Tiiiger / bert_score

BERT score for text generation
MIT License
1.56k stars 211 forks source link

Create my own Model for Sentence Similarity/Automated Scoring #72

Closed dhimasyoga16 closed 4 years ago

dhimasyoga16 commented 4 years ago

I have a wikipedia dump file as my corpus (which is in Indonesian, i've extract it and convert it to .txt) How can i train my corpus file with bert multilingual cased (fine tune) with BERTScore so i can have my own model for specific task such as sentence similarity or automated short answer scoring?

Or maybe i should do this with the original BERT? Thankyou so much in advance.

Tiiiger commented 4 years ago

hi @dhimasyoga16 thank you for your interest in this repo. I am not sure what the question is asking.

Are you asking for how to fine-tune the bert-multilingual model? For that, you need to check the huggingface model to see how to continue training bert-multilingual with the mask language modeling objectives. See https://github.com/huggingface/transformers/tree/master/examples/language-modeling.

If you have already fine-tuned bert-multilingual, you can feed in the model path to --model when calling the score function.

Feel free to follow up with more questions.

dhimasyoga16 commented 4 years ago

Hi, thankyou so much for the quick assist and the answer. I also feel sorry for my hard-to-understand question, my bad.

Can i ask one more question? I've done feature extracting by running the extract_features.py and it generates 17.3GB json file. Can i use that json file as my model? Because i want the BERTScore to analyze Indonesian sentences/texts better.

Thankyou so much once again :)

Tiiiger commented 4 years ago

hi @dhimasyoga16 which extract_features.py file are you talking about? is it in this repo?

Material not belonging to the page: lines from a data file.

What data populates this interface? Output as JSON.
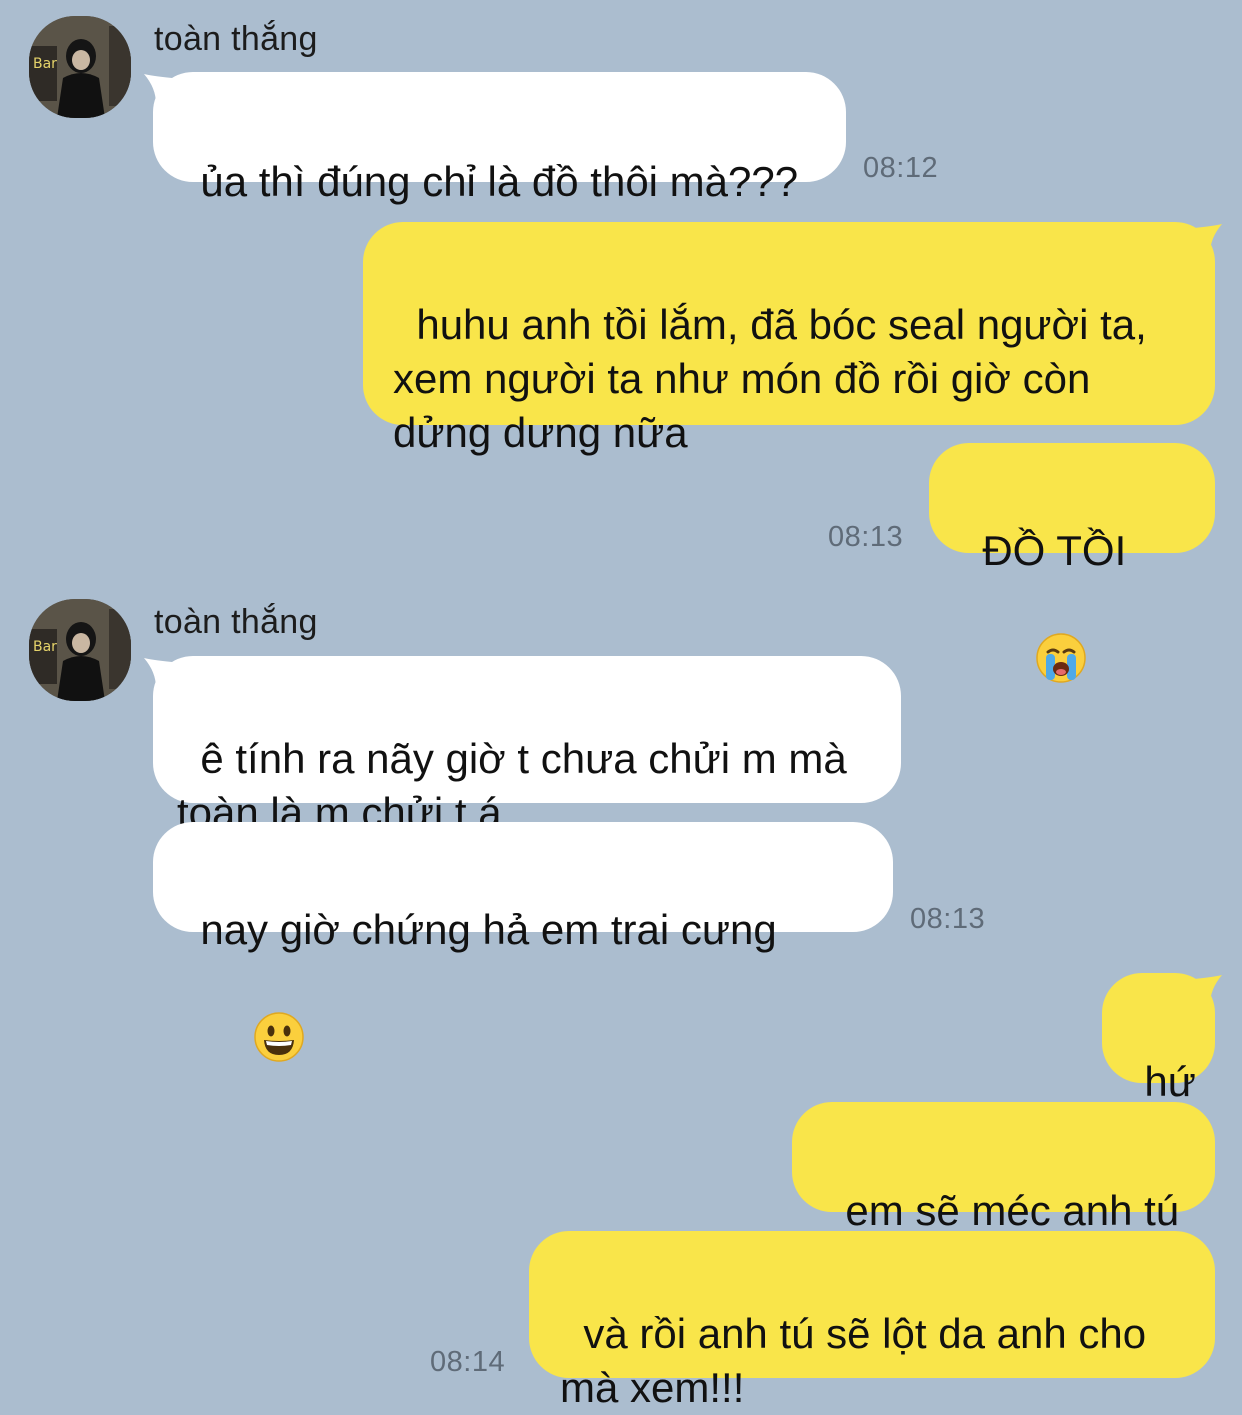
{
  "conversation": {
    "contact_name": "toàn thắng",
    "messages": [
      {
        "from": "them",
        "text": "ủa thì đúng chỉ là đồ thôi mà???",
        "time": "08:12"
      },
      {
        "from": "me",
        "text": "huhu anh tồi lắm, đã bóc seal người ta,\nxem người ta như món đồ rồi giờ còn\ndửng dưng nữa"
      },
      {
        "from": "me",
        "text": "ĐỒ TỒI",
        "emoji": "loudly-crying-face-icon",
        "time": "08:13"
      },
      {
        "from": "them",
        "text": "ê tính ra nãy giờ t chưa chửi m mà\ntoàn là m chửi t á"
      },
      {
        "from": "them",
        "text": "nay giờ chứng hả em trai cưng",
        "emoji": "grinning-face-icon",
        "time": "08:13"
      },
      {
        "from": "me",
        "text": "hứ"
      },
      {
        "from": "me",
        "text": "em sẽ méc anh tú"
      },
      {
        "from": "me",
        "text": "và rồi anh tú sẽ lột da anh cho\nmà xem!!!",
        "time": "08:14"
      }
    ]
  },
  "colors": {
    "background": "#abbdcf",
    "incoming_bubble": "#ffffff",
    "outgoing_bubble": "#f9e54a",
    "timestamp": "#5f6b78"
  }
}
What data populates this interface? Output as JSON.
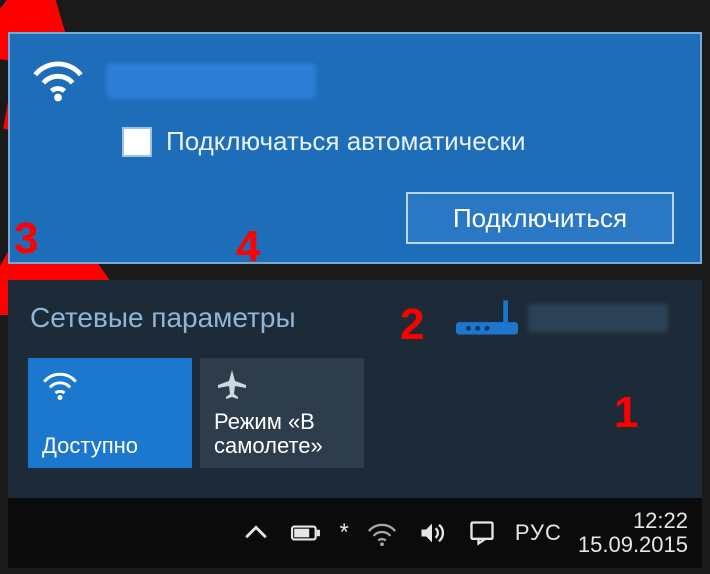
{
  "top_panel": {
    "ssid": "(blurred)",
    "auto_connect_label": "Подключаться автоматически",
    "connect_button": "Подключиться"
  },
  "bottom_panel": {
    "settings_title": "Сетевые параметры",
    "tiles": {
      "wifi_label": "Доступно",
      "airplane_label": "Режим «В самолете»"
    }
  },
  "taskbar": {
    "language": "РУС",
    "time": "12:22",
    "date": "15.09.2015"
  },
  "annotations": {
    "num1": "1",
    "num2": "2",
    "num3": "3",
    "num4": "4"
  },
  "icons": {
    "wifi": "wifi-icon",
    "airplane": "airplane-icon",
    "router": "router-icon",
    "chevron_up": "chevron-up-icon",
    "battery": "battery-icon",
    "speaker": "speaker-icon",
    "action_center": "action-center-icon"
  }
}
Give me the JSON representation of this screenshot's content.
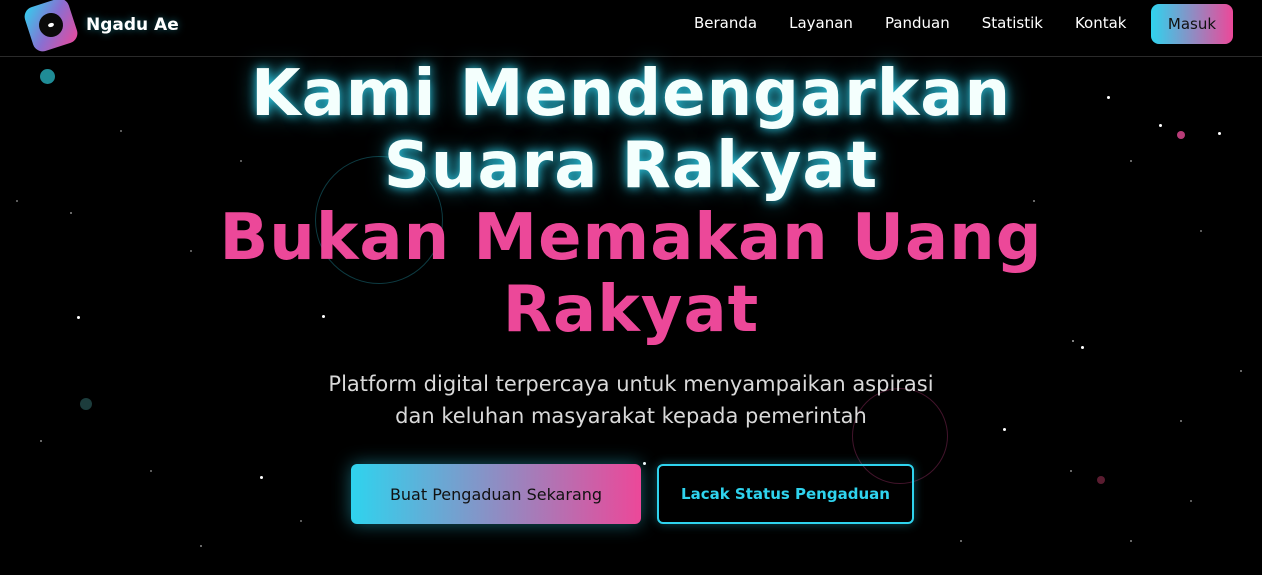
{
  "brand": {
    "name": "Ngadu Ae",
    "logo_icon": "megaphone-logo-icon"
  },
  "nav": {
    "items": [
      "Beranda",
      "Layanan",
      "Panduan",
      "Statistik",
      "Kontak"
    ],
    "login_label": "Masuk"
  },
  "hero": {
    "title_line1": "Kami Mendengarkan",
    "title_line2": "Suara Rakyat",
    "title_line3": "Bukan Memakan Uang",
    "title_line4": "Rakyat",
    "subtitle_line1": "Platform digital terpercaya untuk menyampaikan aspirasi",
    "subtitle_line2": "dan keluhan masyarakat kepada pemerintah",
    "primary_cta": "Buat Pengaduan Sekarang",
    "secondary_cta": "Lacak Status Pengaduan"
  },
  "colors": {
    "background": "#000000",
    "accent_cyan": "#2fd3ee",
    "accent_pink": "#ec4899",
    "text_white": "#ffffff"
  }
}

if you have precomputed the features, you can modify the code (https://github.com/Tiiiger/bert_score/blob/master/bert_score/utils.py#L253) to load the features instead of computing them again.

dhimasyoga16 commented 4 years ago

Hi, sorry for the inactivity of this issue. Refer to this link : https://github.com/huggingface/transformers/tree/master/examples/language-modeling

How can i fine-tune the bert multilingual model in Indonesian language? Can i use a wikipedia dump file as a corpus?

Tiiiger commented 4 years ago

hi @dhimasyoga16 this is a question that is better posed to the huggingface repo. Hopefully they will have a detailed instruction.

We are not really experts on this topic.

dhimasyoga16 commented 4 years ago

Hi, i've successfully created my language model using huggingface transformers.

When i'm trying to do a testing (using my own model of course), why does the --num_layers affect the score? For example, when i'm using --num_layers 2 it gave me lower score rather than when i'm using --num_layers 6. Any detailed explanation about this? And which --num_layers that will give better scoring accuracy?

Sorry for so much questions, i'm new to NLP.

Tiiiger commented 4 years ago

hi @dhimasyoga16 please see our paper for the effect of using different --num_layers. basically, this argument controls which pre-trained layer of representations you are using. It is hard to say which --num_layers would work best for you application without seeing any validation data from our side.